In a time when words are eviscerated of any meaning, the writer, whose very tools are her words, becomes mute and bereft of purpose. Journalists today are unable to write about civilians killed during wartime (Afghans? Iraqis?) without referring to them as “collateral damage.” The language of the master has now become the language of the slave. To write in a language of resistance and meaning, which encourages thought and debate, is dangerous. As bell hooks writes, “We are often deceived (yes, even those of us who have experienced domination) by the illusion of free speech, falsely believing that we can say whatever we wish in an atmosphere of openness” (Talking Back, 16). Yet, it is important that as writers we do say whatever we wish, regardless of fears of repercussion.

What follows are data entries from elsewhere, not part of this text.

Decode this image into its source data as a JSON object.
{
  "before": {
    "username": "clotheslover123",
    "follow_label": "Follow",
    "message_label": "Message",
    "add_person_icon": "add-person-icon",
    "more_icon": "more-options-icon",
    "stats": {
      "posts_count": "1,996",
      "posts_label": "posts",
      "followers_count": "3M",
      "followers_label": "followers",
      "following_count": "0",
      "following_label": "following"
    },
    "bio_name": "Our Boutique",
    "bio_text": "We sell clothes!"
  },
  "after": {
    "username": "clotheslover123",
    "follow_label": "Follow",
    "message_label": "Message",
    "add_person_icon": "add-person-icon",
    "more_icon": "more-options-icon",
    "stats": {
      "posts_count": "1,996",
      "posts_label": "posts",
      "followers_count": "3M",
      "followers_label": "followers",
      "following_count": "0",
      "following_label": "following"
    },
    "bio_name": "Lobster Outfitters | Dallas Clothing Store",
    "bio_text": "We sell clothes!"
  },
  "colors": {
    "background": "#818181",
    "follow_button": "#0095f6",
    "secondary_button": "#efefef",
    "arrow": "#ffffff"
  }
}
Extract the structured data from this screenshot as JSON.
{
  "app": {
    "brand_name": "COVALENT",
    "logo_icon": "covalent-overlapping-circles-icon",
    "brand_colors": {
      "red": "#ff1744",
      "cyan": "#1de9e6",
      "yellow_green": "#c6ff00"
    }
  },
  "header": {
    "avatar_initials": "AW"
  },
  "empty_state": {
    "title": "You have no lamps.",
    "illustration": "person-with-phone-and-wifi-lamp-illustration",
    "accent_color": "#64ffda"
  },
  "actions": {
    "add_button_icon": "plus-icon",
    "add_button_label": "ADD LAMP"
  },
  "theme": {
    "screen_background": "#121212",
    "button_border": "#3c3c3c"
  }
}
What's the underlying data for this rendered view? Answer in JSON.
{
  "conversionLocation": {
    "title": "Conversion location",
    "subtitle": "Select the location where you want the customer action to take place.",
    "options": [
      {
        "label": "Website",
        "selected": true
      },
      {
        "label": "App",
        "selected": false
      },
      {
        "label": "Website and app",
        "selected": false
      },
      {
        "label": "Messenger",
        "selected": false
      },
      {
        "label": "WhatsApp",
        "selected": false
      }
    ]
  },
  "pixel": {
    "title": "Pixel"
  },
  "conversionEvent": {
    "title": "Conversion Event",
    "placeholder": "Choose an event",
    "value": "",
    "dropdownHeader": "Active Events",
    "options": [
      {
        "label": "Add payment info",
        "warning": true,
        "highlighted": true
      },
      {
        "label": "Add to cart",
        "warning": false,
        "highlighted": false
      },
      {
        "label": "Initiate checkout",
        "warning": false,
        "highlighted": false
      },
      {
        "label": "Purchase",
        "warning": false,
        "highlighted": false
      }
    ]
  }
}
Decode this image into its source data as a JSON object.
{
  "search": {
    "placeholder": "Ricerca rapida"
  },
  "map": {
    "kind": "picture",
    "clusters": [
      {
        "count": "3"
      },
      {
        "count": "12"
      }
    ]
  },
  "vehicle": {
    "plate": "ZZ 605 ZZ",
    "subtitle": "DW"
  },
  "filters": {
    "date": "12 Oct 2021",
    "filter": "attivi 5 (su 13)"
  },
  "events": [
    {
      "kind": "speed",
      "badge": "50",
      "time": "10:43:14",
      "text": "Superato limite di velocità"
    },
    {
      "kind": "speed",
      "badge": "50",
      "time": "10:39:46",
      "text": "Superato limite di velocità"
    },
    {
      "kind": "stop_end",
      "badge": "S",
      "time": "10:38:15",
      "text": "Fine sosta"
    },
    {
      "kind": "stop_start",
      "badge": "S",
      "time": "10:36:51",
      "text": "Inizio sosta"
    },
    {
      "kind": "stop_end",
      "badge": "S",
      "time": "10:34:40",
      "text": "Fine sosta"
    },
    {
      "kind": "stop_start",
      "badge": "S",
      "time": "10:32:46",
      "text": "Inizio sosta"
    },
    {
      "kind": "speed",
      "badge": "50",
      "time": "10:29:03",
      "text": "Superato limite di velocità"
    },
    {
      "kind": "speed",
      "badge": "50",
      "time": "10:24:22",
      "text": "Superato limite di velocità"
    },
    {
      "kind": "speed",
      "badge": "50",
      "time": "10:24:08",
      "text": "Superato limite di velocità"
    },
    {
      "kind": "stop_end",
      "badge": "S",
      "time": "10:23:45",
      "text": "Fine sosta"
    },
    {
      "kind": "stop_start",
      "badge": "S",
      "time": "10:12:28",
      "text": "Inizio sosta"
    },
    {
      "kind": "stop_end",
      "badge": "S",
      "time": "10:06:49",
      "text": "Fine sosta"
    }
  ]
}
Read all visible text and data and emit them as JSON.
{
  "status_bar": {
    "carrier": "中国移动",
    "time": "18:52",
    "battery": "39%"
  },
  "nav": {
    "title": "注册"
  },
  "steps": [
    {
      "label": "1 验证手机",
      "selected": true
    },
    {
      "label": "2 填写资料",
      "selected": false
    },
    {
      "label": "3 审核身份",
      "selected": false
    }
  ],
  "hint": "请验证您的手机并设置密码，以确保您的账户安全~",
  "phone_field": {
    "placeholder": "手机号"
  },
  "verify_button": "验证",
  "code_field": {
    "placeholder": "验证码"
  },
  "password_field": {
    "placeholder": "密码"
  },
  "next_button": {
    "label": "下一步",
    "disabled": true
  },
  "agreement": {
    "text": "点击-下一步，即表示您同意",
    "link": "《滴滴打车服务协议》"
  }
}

We must combat the meaninglessness of language with our words. For it is through our words, whether spoken or written in a treatise, a manifesto, an editorial letter, a memo, an e-mail or a web log, that we communicate, express, and exchange ideas. Such is the stuff of real dialogue, of democracy.
Some might argue that we have too much dialogue and too little action. Certainly Henry David Thoreau would contend that we’ve become a nation too obsessed with the sound of its own voice to commit to any course of moral action (at least its citizens, and not, as Thoreau would also argue, the government, which has its own agenda and acts in its own due fashion).
Yet, real change occurs through a mixture of action and dialogue. The modern Civil Rights Movement began with a single act – Rosa Parks refusing to give up her seat on a bus to a white man – but it grew through continuing dialogue and debate, not only within the movement itself, but outside it, as well. Before any collective action must take place, dialogue must be held on an agreed upon consensus (democratic). And the door of communication must always be kept open to those who may disagree. Writers play an enormous role in encouraging that dialogue. And those citizens who are not writers? The suburban housewife, the student, the kid on the street corner? What responsibility do they have?
Read. Investigate. Learn. Then speak, create dialogue, return meaning to words, and bring back their power to change, to illuminate, and to teach.